Modelling heterogeneous distributions with an Uncountable Mixture of Asymmetric Laplacians
Implementation of UMAL: A deep learning model to estimate the distribution of the target variable in any regression task (using Tensorflow and Keras).
The model is described in the paper:
Axel Brando, Jose A. Rodriguez-Serrano, Jordi Vitria, Alberto Rubio. "Modelling heterogeneous distributions with an Uncountable Mixture of Asymmetric Laplacians." Advances in Neural Information Processing Systems. 2019.
This repository is an official collection of Jupyter notebooks to reproduce the public data set results reported in the article.
Synthetic regression problem with heterogeneous output distributions modelled with UMAL.
What is implemented
- How to build UMAL model by using any Deep Learning architecture for regression [Algorithm 2 of the original paper].
- How to generate the final conditional distribution using UMAL model [Algorithm 3 of the original paper].

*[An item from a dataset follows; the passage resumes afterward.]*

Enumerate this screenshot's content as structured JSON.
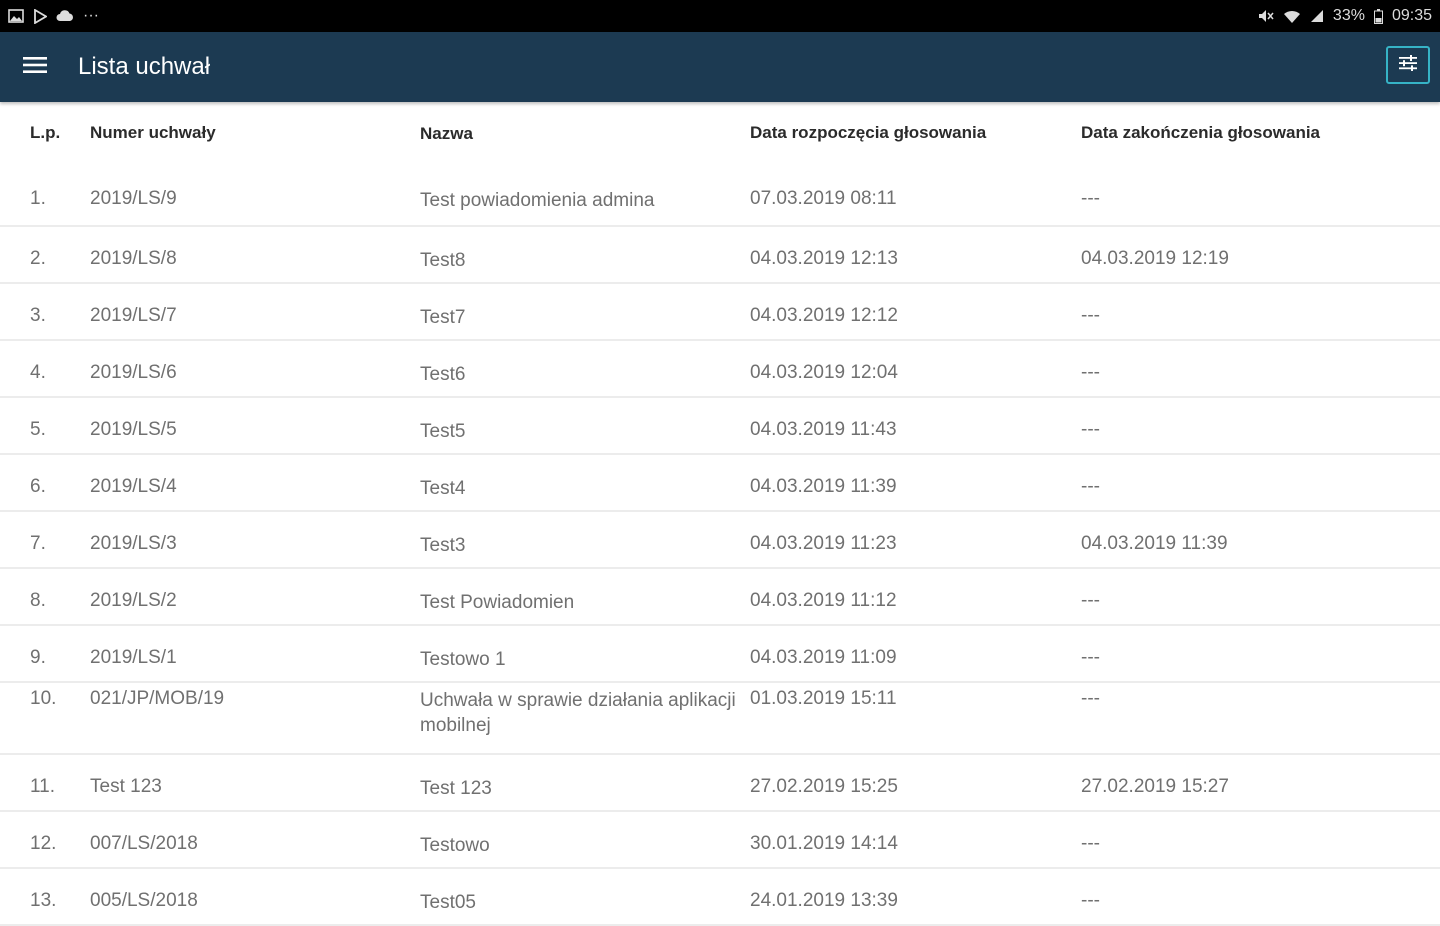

- How to calculate the conditional log-likelihood for a certain test set [Table 1 of the original paper].
- UMAL Log-Likelihood (the loss function).
The notebook Synthetic regression.ipynb includes a script to generate the synthetic dataset used in the paper.
Room price dataset
The publicly available data was downloaded from:
Murray Cox. Inside airbnb: adding data to the debate. Inside Airbnb. Available: http://insideairbnb.com, 2019.
under a Creative Commons CC0 1.0 Universal (CC0 1.0) "Public Domain Dedication" license.
You have to collect the last time each apartment appeared within the months available from April 2018 to March 2019 in Barcelona and Vancouver cities (by using their 'listing-csv' files) to generate a unique pkl file that will be respectively loaded in each Notebook from the "data" folder.
Implemented visualisation functionalities
- Visualization of the predicted distribution in the synthetic regression problem.
Summary of Notebooks
(Currently tested on Keras (2.2.4) and TensorFlow (1.14) but it was implemented to work in previous versions).
Feel free to contact us to discuss any issues, questions or comments.
The content developed is distributed under the following license:
Copyright 2019 Licensed under the Apache License, Version 2.0 (the "License"); you may not use this file except in compliance with the License. You may obtain a copy of the License at http://www.apache.org/licenses/LICENSE-2.0 Unless required by applicable law or agreed to in writing, software distributed under the License is distributed on an "AS IS" BASIS, WITHOUT WARRANTIES OR CONDITIONS OF ANY KIND, either express or implied. See the License for the specific language governing permissions and limitations under the License.